M-RCBG Associate Working Paper No. 168
The Uncertain Cost of Uncertainty: An Inquiry into Exchange Rate Volatility and Bilateral Trade Flows
Yashvardhan Mehra Bardoloi
Honorable Mention Winner of the 2021 John Dunlop Undergraduate Thesis Prize
The literature on exchange rate volatility and trade burgeoned following the collapse of the post- World War II Bretton Woods monetary system. After five decades of study, the relationship between currency fluctuations and bilateral trade remains unclear. This paper seeks to contribute to that literature by studying exchange rate volatility from several perspectives. The objective is to present findings that will be of interest both to academics and to policymakers. Controlling for several factors that explain variability in trade, this thesis finds that longer-term exchange rate volatility has a substantial negative effect, while shorter-term fluctuations have an ambiguous effect, if any.
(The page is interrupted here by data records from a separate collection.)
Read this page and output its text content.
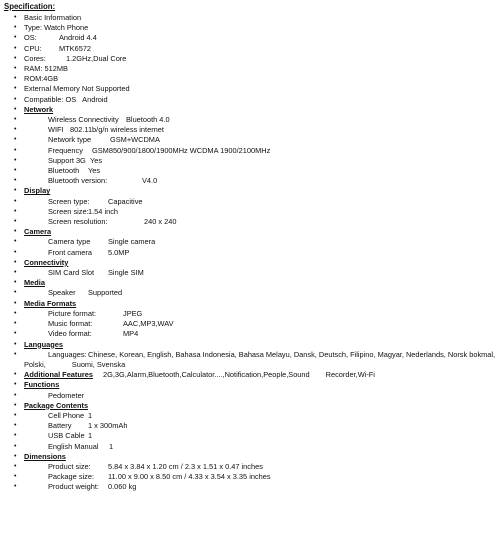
Specification:
• Basic Information
• Type: Watch Phone
• OS:	Android 4.4
• CPU: MTK6572
• Cores:	1.2GHz,Dual Core
• RAM: 512MB
• ROM:4GB
• External Memory Not Supported
• Compatible: OS Android
• Network
•	Wireless Connectivity Bluetooth 4.0
•	WIFI 802.11b/g/n wireless internet
•	Network type	GSM+WCDMA
•	Frequency GSM850/900/1800/1900MHz WCDMA 1900/2100MHz
•	Support 3G Yes
•	Bluetooth Yes
•	Bluetooth version:	V4.0
• Display
•	Screen type:	Capacitive
•	Screen size:1.54 inch
•	Screen resolution:	240 x 240
• Camera
•	Camera type Single camera
•	Front camera 5.0MP
• Connectivity
•	SIM Card Slot Single SIM
• Media
•	Speaker Supported
• Media Formats
•	Picture format:	JPEG
•	Music format:	AAC,MP3,WAV
•	Video format:	MP4
• Languages
•	Languages:Chinese, Korean, English, Bahasa Indonesia, Bahasa Melayu, Dansk, Deutsch, Filipino, Magyar, Nederlands, Norsk bokmal,
Polski,	Suomi, Svenska
• Additional Features 2G,3G,Alarm,Bluetooth,Calculator....,Notification,People,Sound Recorder,Wi-Fi
• Functions
•	Pedometer
• Package Contents
•	Cell Phone 1
•	Battery 1 x 300mAh
•	USB Cable 1
•	English Manual 1
• Dimensions
•	Product size: 5.84 x 3.84 x 1.20 cm / 2.3 x 1.51 x 0.47 inches
•	Package size: 11.00 x 9.00 x 8.50 cm / 4.33 x 3.54 x 3.35 inches
•	Product weight: 0.060 kg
Specialized manufactured goods are found to be more susceptible to volatility than homogenous goods, although the result may not be robust to model specification. Countries with deeper foreign exchange derivatives markets experience substantially lower currency volatility and higher trade, but the interaction between hedging and volatility appears reliant on countryspecific initial conditions. While currency misalignments are not correlated with volatility, a depreciated real exchange rate is found to considerably benefit exporters—that said, competitive devaluations may not mitigate the negative trade effect of high volatility. Policy implications and proposals for further study are included throughout.